This is the weekly review that corresponds to our daily warm up, wherein students work with two or three Latin roots per day. The resource that I use to get my roots is Perfection Learning's Everyday Words from Classic Origins.
Every day, when the students arrive, I have two Latin roots on the SmartBoard. Their job is to generate as many words as they can that contain the roots, and they try to guess what the root means. After I give them about five minutes, we share words and I tell them what the root means.
The students compile these daily activities in their class journals. After every twelve roots, they take a test on the roots themselves and a set of words that contains them. The review takes the roots from the lesson and has students work with them, words that contain them, and other related vocabulary.
Yesterday, in class, we drafted sonnets using a template. Students were told that they could work on their sonnets at home, but I did not "assign" any particular homework. I told the class that they would have to finish the final copy in class today, so they should judge their time accordingly. This is a big issue for my eighth graders this year. Despite the fact that our team has a "no late work" policy (within reason), the kids still think every deadline is negotiable. Because they are going to high school very soon, I try to really train them to meet deadlines. (Easier said than done.)

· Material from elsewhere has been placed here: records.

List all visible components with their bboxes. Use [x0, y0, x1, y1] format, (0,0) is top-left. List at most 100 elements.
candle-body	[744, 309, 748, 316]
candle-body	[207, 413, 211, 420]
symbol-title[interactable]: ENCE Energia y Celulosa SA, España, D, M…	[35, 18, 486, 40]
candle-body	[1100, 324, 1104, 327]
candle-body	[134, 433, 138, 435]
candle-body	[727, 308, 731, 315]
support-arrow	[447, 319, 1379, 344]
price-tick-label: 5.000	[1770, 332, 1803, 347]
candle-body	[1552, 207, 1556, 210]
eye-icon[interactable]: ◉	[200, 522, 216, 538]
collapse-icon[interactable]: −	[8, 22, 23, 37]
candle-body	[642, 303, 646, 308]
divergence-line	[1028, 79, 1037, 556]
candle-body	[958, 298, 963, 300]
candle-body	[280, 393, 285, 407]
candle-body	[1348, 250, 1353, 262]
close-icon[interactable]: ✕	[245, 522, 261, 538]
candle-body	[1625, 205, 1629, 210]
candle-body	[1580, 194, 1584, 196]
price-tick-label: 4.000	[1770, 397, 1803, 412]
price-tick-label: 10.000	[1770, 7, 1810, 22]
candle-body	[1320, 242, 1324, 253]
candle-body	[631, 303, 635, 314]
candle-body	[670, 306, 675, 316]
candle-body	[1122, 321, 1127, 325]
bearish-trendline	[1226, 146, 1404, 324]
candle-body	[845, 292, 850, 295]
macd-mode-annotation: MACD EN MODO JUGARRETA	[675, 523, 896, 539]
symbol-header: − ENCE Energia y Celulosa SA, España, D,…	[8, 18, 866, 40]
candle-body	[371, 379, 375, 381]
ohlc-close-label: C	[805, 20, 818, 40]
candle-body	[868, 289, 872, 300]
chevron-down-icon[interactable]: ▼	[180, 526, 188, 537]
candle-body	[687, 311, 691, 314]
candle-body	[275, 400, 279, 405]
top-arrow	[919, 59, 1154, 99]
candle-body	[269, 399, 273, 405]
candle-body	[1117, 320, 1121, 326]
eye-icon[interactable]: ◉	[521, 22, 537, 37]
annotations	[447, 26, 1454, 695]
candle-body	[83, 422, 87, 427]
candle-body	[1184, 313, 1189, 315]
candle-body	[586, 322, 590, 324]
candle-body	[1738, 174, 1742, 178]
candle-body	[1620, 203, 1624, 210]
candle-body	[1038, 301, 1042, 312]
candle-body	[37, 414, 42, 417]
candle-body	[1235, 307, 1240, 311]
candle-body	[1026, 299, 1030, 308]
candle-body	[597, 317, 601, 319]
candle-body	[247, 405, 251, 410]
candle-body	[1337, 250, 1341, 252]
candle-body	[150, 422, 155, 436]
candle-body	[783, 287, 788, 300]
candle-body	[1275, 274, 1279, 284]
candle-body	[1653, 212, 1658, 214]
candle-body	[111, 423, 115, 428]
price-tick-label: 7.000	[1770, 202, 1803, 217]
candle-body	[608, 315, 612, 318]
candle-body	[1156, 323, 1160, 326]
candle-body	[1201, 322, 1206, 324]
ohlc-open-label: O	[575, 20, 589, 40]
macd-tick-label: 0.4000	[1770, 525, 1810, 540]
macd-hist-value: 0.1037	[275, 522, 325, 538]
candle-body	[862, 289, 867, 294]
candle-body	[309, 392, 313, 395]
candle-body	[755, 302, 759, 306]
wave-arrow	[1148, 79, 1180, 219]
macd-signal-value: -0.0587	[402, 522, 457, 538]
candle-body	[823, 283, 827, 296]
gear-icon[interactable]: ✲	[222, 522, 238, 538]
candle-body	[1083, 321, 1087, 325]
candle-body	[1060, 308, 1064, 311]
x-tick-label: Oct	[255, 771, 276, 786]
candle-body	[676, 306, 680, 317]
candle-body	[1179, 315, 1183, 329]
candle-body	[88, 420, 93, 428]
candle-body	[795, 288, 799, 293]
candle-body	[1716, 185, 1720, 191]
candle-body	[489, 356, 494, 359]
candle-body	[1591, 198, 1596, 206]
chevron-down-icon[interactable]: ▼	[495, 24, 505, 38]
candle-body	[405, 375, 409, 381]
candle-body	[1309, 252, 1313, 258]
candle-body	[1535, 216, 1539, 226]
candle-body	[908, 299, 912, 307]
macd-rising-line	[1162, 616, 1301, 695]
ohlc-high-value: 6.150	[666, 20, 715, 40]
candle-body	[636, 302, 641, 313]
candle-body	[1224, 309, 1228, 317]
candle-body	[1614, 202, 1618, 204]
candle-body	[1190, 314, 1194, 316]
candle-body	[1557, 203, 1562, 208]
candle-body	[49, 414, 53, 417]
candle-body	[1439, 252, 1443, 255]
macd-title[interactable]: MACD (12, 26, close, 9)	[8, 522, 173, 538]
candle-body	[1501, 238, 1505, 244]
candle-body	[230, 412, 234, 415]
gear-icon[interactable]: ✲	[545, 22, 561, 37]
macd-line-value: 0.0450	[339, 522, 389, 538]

To help them stay on track today, I asked them to do peer editing via Google Drive. This means that they shared their document with another student or students of their choosing and communicated with that student via the chat function. Though some face to face conversations were still needed, it cut down on the chatter and kept more students on task and less distracted. I really like the Google tools better than, say, Moodle, because it feels like a more logical way to do things, and it is more aligned with the way that most adults work.
So, once they completed their peer reviews, they worked on finalizing their poems.
The student needed two tools to work effectively on the sonnet: a rhyming dictionary and a copy of Twelfth Night. Yes, they drafted yesterday, but after getting feedback, many students had to revise extensively.
When we do creative writing in class, what really jumps out at me is how limited some of the students' vocabularies are. After all, one of the things that makes writing strong is specificity, and most of the problems in this assignment resulted NOT from their lack of familiarity with the play and its characters, but instead from "limp language." When I visited kids I felt compelled to ask questions like "When you say that "I am around her every day," can you be more specific? Do you pass her in the hall? Do you spy her across the lawn? Do you brush against her in the drawing room? (Remember, these are from the perspective of Twelfth Night characters...) The students almost seemed perplexed that I wanted so much specificity. It was almost as if they thought, "Hey lady, it rhymes. Are you happy now?"
Overall, it was a fun assignment. I wanted to see how well they understood the characters, and I feel satisfied with that. I do think it was a little challenging for some of my students who work a bit more slowly or who have less exposure to poetry. But, hey -- they wrote sonnets, too!